Shortly after, chemists unlocked vanillin from conifer bark, giving perfumers reliable access to gourmand sweetness. These breakthroughs did three things:
- Expanded the palette beyond what nature could provide.
- Lowered costs and stabilised quality.
- Triggered brand‑new olfactive ideas—Houbigant’s Fougère Royale (1882) married coumarin, oakmoss, and lavender, inventing the fougère family.
📝 Milestone synthetics
Year Molecule Odour profile First landmark use 1868 Coumarin Hay, almond, tobacco Fougère Royale (1882) 1874 Vanillin Vanilla, ice‑cream Guerlain Jicky (1889) 1903 Ionones Violet, raspberry Après L’Ondée (1906) 1905 Linalyl acetate Lavender, bergamot Colognes & soaps 1908 Aldehyde C‑12 MNA Waxy, metallic citrus Chanel N° 5 (1921)
✨ The Golden Age (1919 – 1939)
Chanel N° 5 (1921) overdosed on fatty aldehydes to create the first truly abstract scent.

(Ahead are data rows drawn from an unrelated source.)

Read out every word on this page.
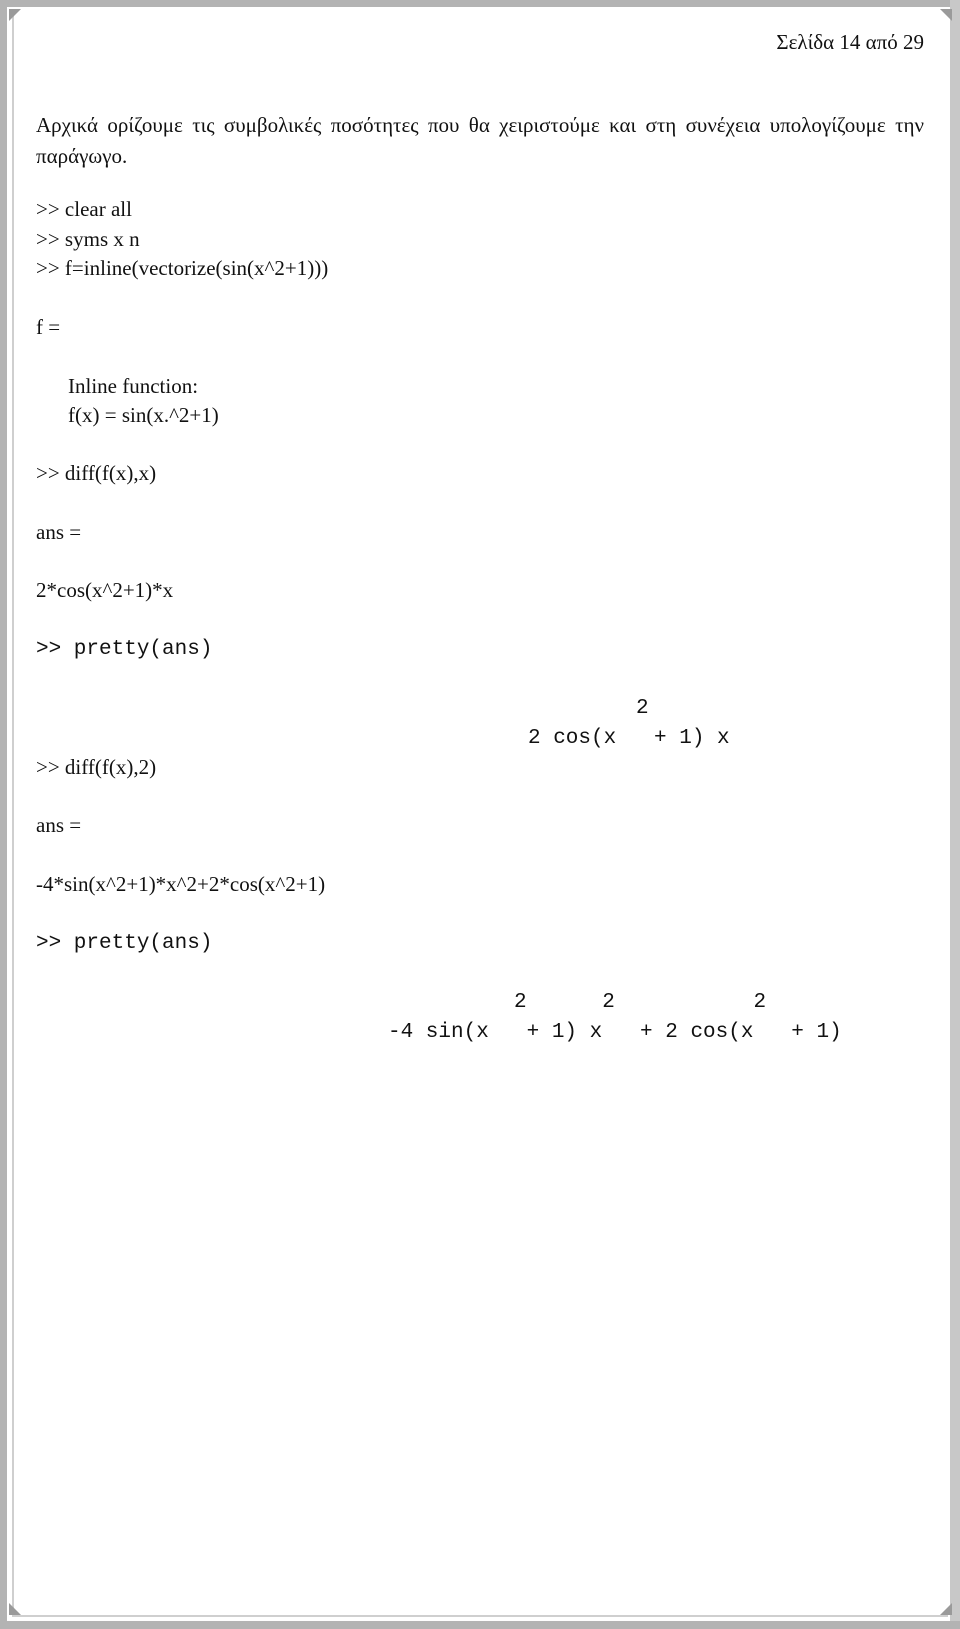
Σελίδα 14 από 29
Αρχικά ορίζουμε τις συμβολικές ποσότητες που θα χειριστούμε και στη συνέχεια υπολογίζουμε την παράγωγο.
>> clear all
>> syms x n
>> f=inline(vectorize(sin(x^2+1)))
f =
Inline function:
f(x) = sin(x.^2+1)
>> diff(f(x),x)
ans =
2*cos(x^2+1)*x
>> pretty(ans)
2
2 cos(x   + 1) x
>> diff(f(x),2)
ans =
-4*sin(x^2+1)*x^2+2*cos(x^2+1)
>> pretty(ans)
2      2           2
-4 sin(x   + 1) x   + 2 cos(x   + 1)
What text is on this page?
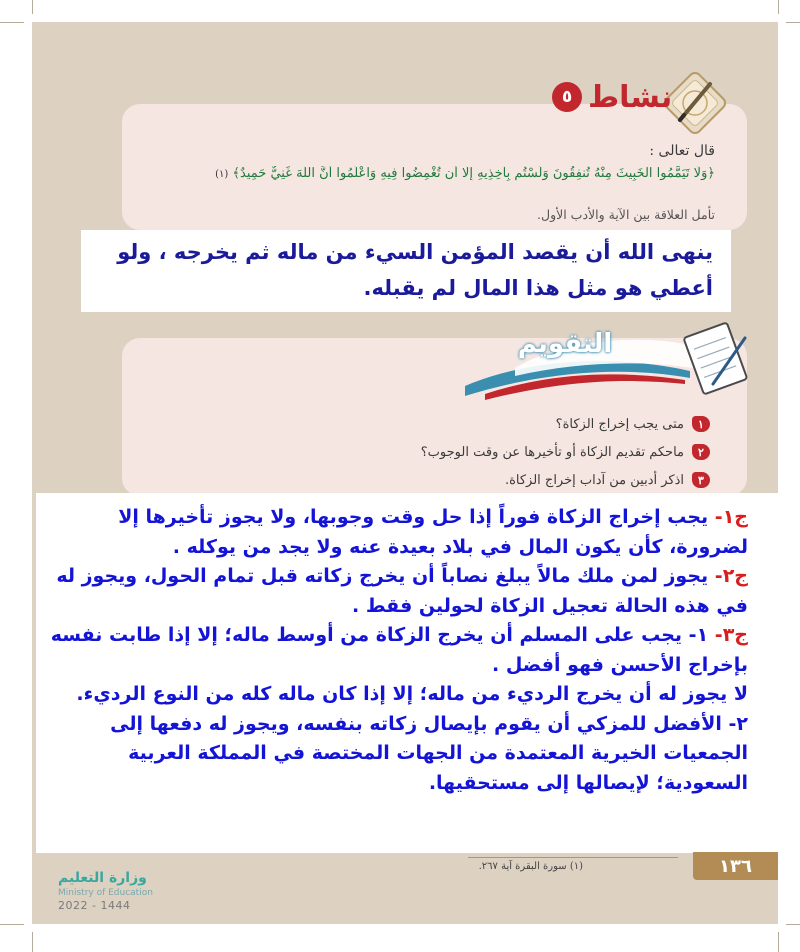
نشاط
٥
قال تعالى :
﴿وَلَا تَيَمَّمُوا الْخَبِيثَ مِنْهُ تُنفِقُونَ وَلَسْتُم بِآخِذِيهِ إِلَّا أَن تُغْمِضُوا فِيهِ وَاعْلَمُوا أَنَّ اللَّهَ غَنِيٌّ حَمِيدٌ﴾ (١)
تأمل العلاقة بين الآية والأدب الأول.
ينهى الله أن يقصد المؤمن السيء من ماله ثم يخرجه ، ولو أعطي هو مثل هذا المال لم يقبله.
التقويم
١
متى يجب إخراج الزكاة؟
٢
ماحكم تقديم الزكاة أو تأخيرها عن وقت الوجوب؟
٣
اذكر أدبين من آداب إخراج الزكاة.

ج١- يجب إخراج الزكاة فوراً إذا حل وقت وجوبها، ولا يجوز تأخيرها إلا لضرورة، كأن يكون المال في بلاد بعيدة عنه ولا يجد من يوكله .

ج٢- يجوز لمن ملك مالاً يبلغ نصاباً أن يخرج زكاته قبل تمام الحول، ويجوز له في هذه الحالة تعجيل الزكاة لحولين فقط .

ج٣- ١- يجب على المسلم أن يخرج الزكاة من أوسط ماله؛ إلا إذا طابت نفسه بإخراج الأحسن فهو أفضل .

لا يجوز له أن يخرج الرديء من ماله؛ إلا إذا كان ماله كله من النوع الرديء.

٢- الأفضل للمزكي أن يقوم بإيصال زكاته بنفسه، ويجوز له دفعها إلى الجمعيات الخيرية المعتمدة من الجهات المختصة في المملكة العربية السعودية؛ لإيصالها إلى مستحقيها.

(١) سورة البقرة آية ٢٦٧.	١٣٦
وزارة التعليم
Ministry of Education
2022 - 1444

Simultaneously, François Coty systematised marketing: fancy bottles + mass advertising = global desire.
Key houses & releases
- Guerlain – Shalimar (1925) introduced the “oriental” vanilla‑amber accord.
- Jean Patou – Joy (1930) exploited overdose of natural jasmine and rose.
- Caron – Tabac Blond blended isobutyl quinoline for a leathery note, appealing to the new female smoker.
🌍 Innovation & Regulation (1945 – 1990s)
Tools & analytics
- Gas Chromatography–Mass Spectrometry (GC‑MS) (1952) let perfumers peek inside any formula, standardise naturals, and police adulteration.
- Head‑space trapping (1970s) captured living‑flower scents never before bottled (lily‑of‑the‑valley → hydroxycitronellal).
Safety
- IFRA founded 1973; today limits ~200 molecules, enforces allergen labelling, and phases out endocrine disruptors.
New structural families
- Polycyclic musks (Galaxolide 1974) replaced nitro‑musks.
- Calone (1988) kicked off the marine “aquatic” wave (L’Eau d’Issey 1992).
🚀 Perfumery in the 21st Century
Sustainability
- Up‑cycled extracts (e.g., orange‑peel terpenes) valorise food‑industry waste.
- Biotech firms like Firmenich & Amyris bio‑ferment captive molecules (Clearwood™, Dreamwood™) to spare endangered sandalwoods.
Digital & AI
- Machine‑learning models predict note volatility, propose accord substitutes, and mine social‑media for trend forecasting.
- Generative tools (Scentmate™, Carto) let junior perfumers drag‑and‑drop accords while the algorithm keeps IFRA compliance in check.
🌲 The Fragrance Pyramid (Volatility Hierarchy)
Layer | Lifespan on skin | Typical notes |
---|---|---|
Top ⏱️ | 0 – 15 min | Citrus, aldehydes, herbs |
Heart ❤️ | 15 min – 4 h | Flowers, spices, tea |
Base 🛌 | 4 h – 24 h+ | Musks, woods, resins, vanilla |
🗂️ Olfactive Families Cheat‑Sheet
- Citrus / Hespéridé 🍋 – bergamot, neroli, petitgrain
- Fougère 🌿 – lavender + oakmoss + coumarin
- Chypre 🍂 – bergamot–labdanum–oakmoss triangle
- Floral 🌸 – rose, jasmine, tuberose (soliflores or bouquets)
- Oriental / Ambery 🔥 – vanilla, benzoin, spices
- Woody 🌲 – cedar, vetiver, sandalwood (dry), oud (smoky)
- Leather 🧥 – birch tar, isobutyl quinoline
- Aquatic 🌊 – calone, floralozone
- Gourmand 🍰 – ethyl maltol, caramel, praline accords
🧬 Formula Anatomy
A fine‑fragrance concentrate (“juice”) typically contains:
Component | % w/w |
---|---|
Aroma chemicals (natural & synthetic) | 20 – 30 % |
Ethanol (denatured) | 70 – 80 % |
BHT / stabilisers | 0.05 % |
Water or dipropylene glycol (sometimes) | qs |
Rule of thumb: strong top notes ≈ low boiling‑point molecules (C₉ – C₁₂); deep base ≈ high‑molecular‑weight musks & woods (C₁₅+).